Bien d’autres actions auraient pu être engagées en terme de garde comme en terme d’éveil.
- c’est pourquoi je m’engage à soutenir la création d’une crèche parentale (sur le mode associatif) avec le concours de parents bénévoles, en mettant à disposition des locaux aménagés et en proposant une subvention à même de rémunérer un ou une directrice professionnelle.
- La disponibilité ou la volonté des parents pour un tel projet étant des facteurs objectifs de difficultés, j’étudierai dans le même temps la faisabilité d’une crèche familiale qui garantirait professionnalisme des assistantes ou des nounous agrées et qui introduirait une dimension collective au mode de garde.
Mais il est des orientations qui peuvent avoir une réalité immédiate : celles des activités d’éveil pour les 0/3ans. Je suis convaincu que dès son plus jeune âge, un enfant a une capacité d’écoute, de compréhension, d’émerveillement inépuisable. Je reste convaincu que la concentration, un des problèmes contemporains majeurs des élèves jusqu’au lycée, s’appréhende dès le début de la vie. Il me paraît donc impérieux de proposer des actions d’éveil pour les 0/3 ans, qu’ils soient gardés en crèche, par des assistantes maternelles, des nounous agrées ou pas, des familles.
- Je m’engage à développer avec les responsables du conservatoire départemental de Romainville un programme d’éveil musical qui complète le dispositif actuel des 3/5 ans et qui intègre bien entendu les parents ou les professionnels accompagnants. Certaines des activités de ce programme seront délocalisées dans les trois espaces de proximité de la ville pour que les déplacements soient réduits le plus possible.
- Je m’engage dans le même esprit à développer avec les responsables de la future médiathèque un programme d’éveil par la lecture mais aussi par le spectacle vivant dont les déclinaisons seront là encore proposées dans tous les quartiers de la ville.
- Je proposerai au service de la culture d’intégrer dans sa programmation un festival annuel de théâtre/marionnettes « très jeune public » itinérant.

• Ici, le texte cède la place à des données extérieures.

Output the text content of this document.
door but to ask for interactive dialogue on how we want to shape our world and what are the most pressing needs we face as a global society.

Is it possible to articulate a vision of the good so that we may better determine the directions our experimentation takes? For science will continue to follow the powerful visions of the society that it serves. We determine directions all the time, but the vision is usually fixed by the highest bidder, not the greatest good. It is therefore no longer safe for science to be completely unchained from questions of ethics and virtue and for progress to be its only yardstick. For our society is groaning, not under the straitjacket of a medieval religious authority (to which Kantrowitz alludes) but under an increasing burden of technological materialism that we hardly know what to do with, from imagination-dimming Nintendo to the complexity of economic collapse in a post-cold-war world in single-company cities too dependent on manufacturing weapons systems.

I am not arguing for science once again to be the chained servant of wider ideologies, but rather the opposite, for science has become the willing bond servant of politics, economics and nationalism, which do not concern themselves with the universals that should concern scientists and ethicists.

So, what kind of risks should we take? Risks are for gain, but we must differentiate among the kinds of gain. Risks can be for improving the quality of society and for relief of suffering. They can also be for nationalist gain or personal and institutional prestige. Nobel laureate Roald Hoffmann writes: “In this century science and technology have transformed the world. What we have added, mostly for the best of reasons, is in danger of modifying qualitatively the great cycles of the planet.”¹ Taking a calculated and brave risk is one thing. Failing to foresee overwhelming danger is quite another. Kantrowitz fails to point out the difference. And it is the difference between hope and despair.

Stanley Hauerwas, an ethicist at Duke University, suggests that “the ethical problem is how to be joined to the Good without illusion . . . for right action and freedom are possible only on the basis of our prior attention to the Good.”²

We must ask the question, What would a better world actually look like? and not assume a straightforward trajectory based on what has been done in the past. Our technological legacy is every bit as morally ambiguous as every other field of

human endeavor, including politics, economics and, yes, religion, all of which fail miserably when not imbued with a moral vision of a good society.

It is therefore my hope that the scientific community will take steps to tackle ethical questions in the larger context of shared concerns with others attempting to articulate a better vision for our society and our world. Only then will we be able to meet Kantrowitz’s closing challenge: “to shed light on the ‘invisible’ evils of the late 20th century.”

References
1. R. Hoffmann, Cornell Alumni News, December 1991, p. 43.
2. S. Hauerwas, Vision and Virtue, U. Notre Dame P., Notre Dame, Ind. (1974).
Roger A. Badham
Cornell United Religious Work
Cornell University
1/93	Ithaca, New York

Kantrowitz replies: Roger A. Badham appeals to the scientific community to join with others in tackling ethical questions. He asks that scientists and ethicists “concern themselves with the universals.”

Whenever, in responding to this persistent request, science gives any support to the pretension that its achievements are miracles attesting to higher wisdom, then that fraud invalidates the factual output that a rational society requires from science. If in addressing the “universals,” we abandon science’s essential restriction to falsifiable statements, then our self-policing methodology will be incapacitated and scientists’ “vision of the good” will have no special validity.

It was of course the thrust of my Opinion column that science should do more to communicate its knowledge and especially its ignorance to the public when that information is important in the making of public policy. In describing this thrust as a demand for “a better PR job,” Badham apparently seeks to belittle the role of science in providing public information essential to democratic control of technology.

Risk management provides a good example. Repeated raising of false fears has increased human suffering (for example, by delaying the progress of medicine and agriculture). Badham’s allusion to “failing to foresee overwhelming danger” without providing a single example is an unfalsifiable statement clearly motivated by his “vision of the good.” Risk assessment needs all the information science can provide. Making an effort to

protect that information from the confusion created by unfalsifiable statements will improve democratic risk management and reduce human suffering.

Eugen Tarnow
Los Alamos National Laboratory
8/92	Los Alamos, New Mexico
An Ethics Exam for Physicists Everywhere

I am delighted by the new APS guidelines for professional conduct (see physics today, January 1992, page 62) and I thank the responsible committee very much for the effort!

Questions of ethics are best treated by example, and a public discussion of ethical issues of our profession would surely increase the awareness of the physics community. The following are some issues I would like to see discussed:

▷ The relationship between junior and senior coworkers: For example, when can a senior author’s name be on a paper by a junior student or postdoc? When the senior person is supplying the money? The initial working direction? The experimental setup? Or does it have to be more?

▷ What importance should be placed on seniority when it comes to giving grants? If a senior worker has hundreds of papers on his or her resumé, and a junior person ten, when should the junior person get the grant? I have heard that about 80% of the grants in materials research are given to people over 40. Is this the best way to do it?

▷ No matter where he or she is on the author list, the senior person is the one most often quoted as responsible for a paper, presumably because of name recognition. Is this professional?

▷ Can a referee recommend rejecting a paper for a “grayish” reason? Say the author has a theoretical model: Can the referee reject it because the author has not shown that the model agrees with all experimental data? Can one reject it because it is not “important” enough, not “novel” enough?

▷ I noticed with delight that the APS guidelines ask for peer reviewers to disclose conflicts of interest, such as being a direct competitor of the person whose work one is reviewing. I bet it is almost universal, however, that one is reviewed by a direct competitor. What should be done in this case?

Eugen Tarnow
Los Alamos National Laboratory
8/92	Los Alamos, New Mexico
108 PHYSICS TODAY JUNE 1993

- L’espace jeu prévu dans la future halte multi accueils sera un lieu de rencontres et de socialisation incontournable. Les amplitudes horaires d’ouverture seront réfléchies de telle façon que chaque parent, chaque nounou, chaque assistante maternelle puisse « bénéficier » de ce service.
- Je m’engage également à mettre en place des initiatives liées au développement de la motricité des jeunes enfants avec le concours de spécialistes.
Une autre dimension d’une politique publique de la petite enfance est la formation des professionnels. C’est pourquoi des partenariats seront développés avec le Conseil Général qui est très impliqué dans ce domaine et la caisse d’allocation familiale pour aider les assistantes maternelles à compléter leurs compétences et leurs expériences. Un programme annuel de « conférences » par thématiques (dont la psychologie de l’enfant, la nourriture, l’hygiène…) sera proposé gratuitement aux personnes intéressées.
Enfin je précise que la tarification appliquée pour toutes les activités le sera sur la base du quotient familial.
Une petite remarque a S Weisselberg, si l ensemble de son texte et de ses propositions ne peuvent que me satisfaire a titre personnel, je remarque une fois de plus, mais c est un suejt de debat entre lui et moi depuis l'an 2000 que nous nous connaissons, mais a part l'aspect financier des vestiaires du complexe sportif Baldit, il ne dit mot et ne s'engage pas sur l avenir ET LE DEVELOPPEMENT DU MOUVEMENT SPORTIF DANS NOTRE VILLE.
Mesdames et messieurs les candidats apres 7ans de massacre du sport local par C Valls et ses adjoints, expliquez nous vite vos projets pour ce secteur si important de la vie locale.